Hypoxic-ischaemic brain injury at birth is associated with 1-3/1000 cases of moderate to severe encephalopathy. Previously, we have shown that connexin 43 hemichannel blockade, with a specific mimetic peptide, reduced the occurrence of seizures, improved recovery of EEG power and sleep state cycling, and improved cell survival following global cerebral ischaemia. In the present study, we examined the dose response for intracerebroventricular mimetic peptide infusion (50 μmol/kg/h for 1 h, followed by 50 μmol/kg/24 h (low dose) or 50 μmol/kg/h for 25 h (high dose) or vehicle only (control group), starting 90 min after the end of ischaemia), following global cerebral ischaemia, induced by 30 min bilateral carotid artery occlusion, in near-term fetal sheep (128 ± 1 days gestation). Both peptide infusion groups were associated with a transient significant increase in EEG power between 2-12 h after ischaemia. The ischaemia-low dose group showed a significant recovery of EEG power from day five compared to the ischaemia-vehicle and -high dose groups. In contrast, the high dose infusion was associated with greater secondary increase in impedance (brain cell swelling), as well as a trend towards a greater increase in lactate concentration and mortality. These data suggest that higher doses of connexin mimetic peptide are not beneficial and may be associated with adverse outcomes, most likely attributable to uncoupling of connexin 43 gap junctions leading to dysfunction of the astrocytic syncytium.

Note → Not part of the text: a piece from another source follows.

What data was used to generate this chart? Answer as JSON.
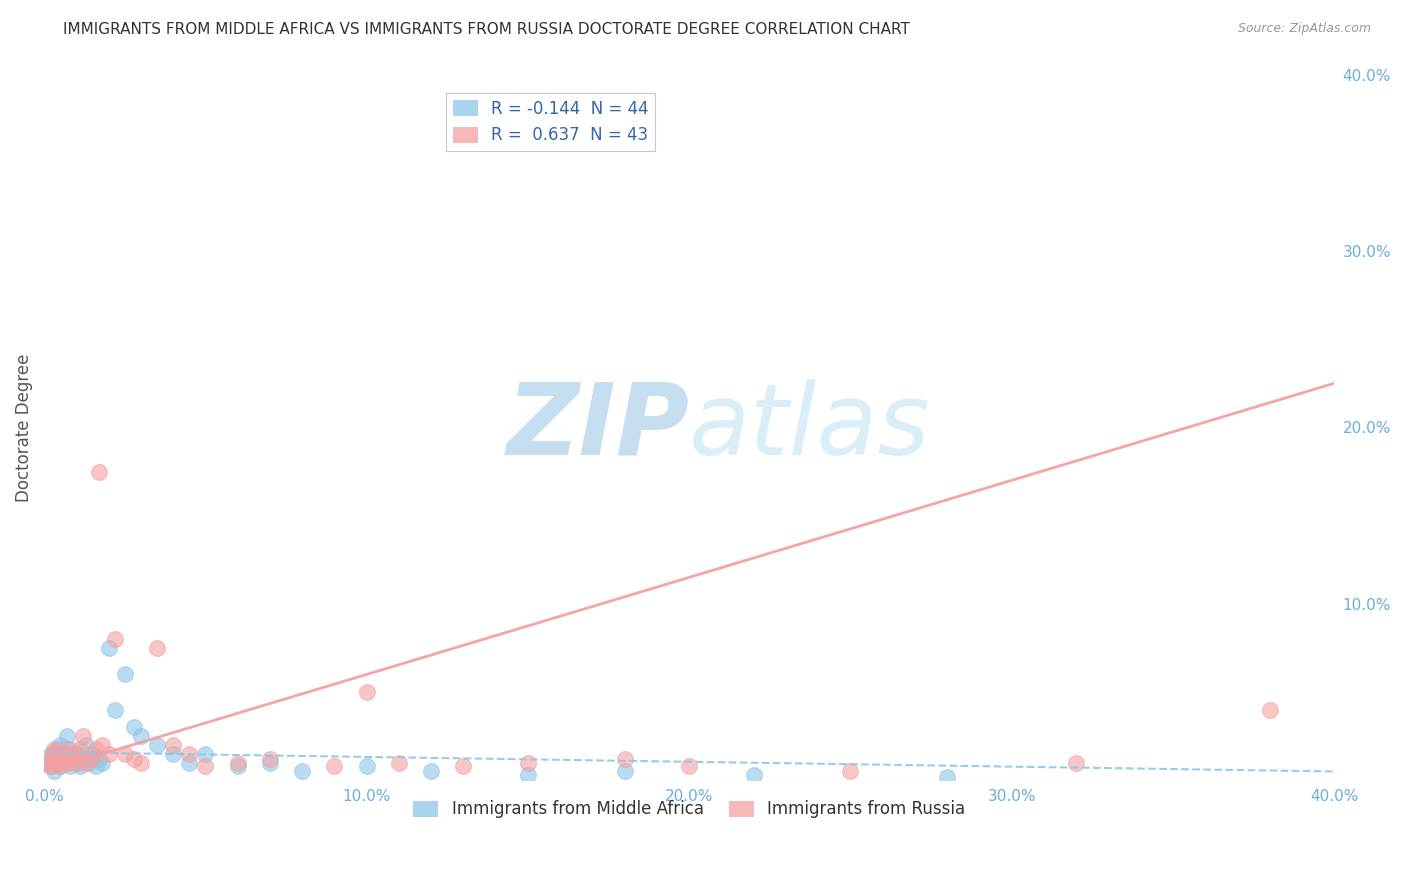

Keywords: connexins; fetus; gap junctions; hemichannels; ischaemia; mimetic peptide.

Figure 1

EEG power shown as hourly averages from 12 h before until seven days after ischaemia (A), and five minute averages from two hours before until 12 h after ischaemia (B), in the ischaemia-vehicle, -low dose and -high dose groups, where peptide infusion was started 90 min after the end of ischaemia (the start of infusions is shown by the red arrow). Following the onset of occlusion, EEG power is rapidly suppressed in all three groups. A secondary rise in EEG power was seen in all groups, although this was significantly greater between 2–12 h in the ischaemia-low and -high dose groups. This was followed by a reduction in EEG power to below baseline levels, which persisted at day seven. Data are mean ± SEM. * p < 0.05.

Figure 2

Examples of one minute averaged EEG data from individual fetal sheep showing (A) the typical pattern of alternating periods of low and high amplitude EEG activity characteristic of sleep state cycling during the baseline period. (B–D) One minute averaged EEG data on day seven in the ischaemia-vehicle (B), ischaemia-low dose (C) and ischaemia-high dose (D) groups, with clear sleep state cycling only being seen in the ischaemia-low dose group.

Figure 3

(A) Spectral edge was suppressed at the onset of occlusion and remained below baseline in all groups. (B) Impedance increased during occlusion in all groups. After release of occlusion, impedance returned towards baseline, followed by a secondary increase that was significantly greater in the ischaemia-high dose group. Data are mean ± SEM, p < 0.05.

Figure 4

There were no significant differences in nuchal EMG, mean arterial pressure, fetal heart rate, carotid artery blood flow or brain temperature between the ischaemia-vehicle, -low dose and-high dose groups. Data are mean ± SEM.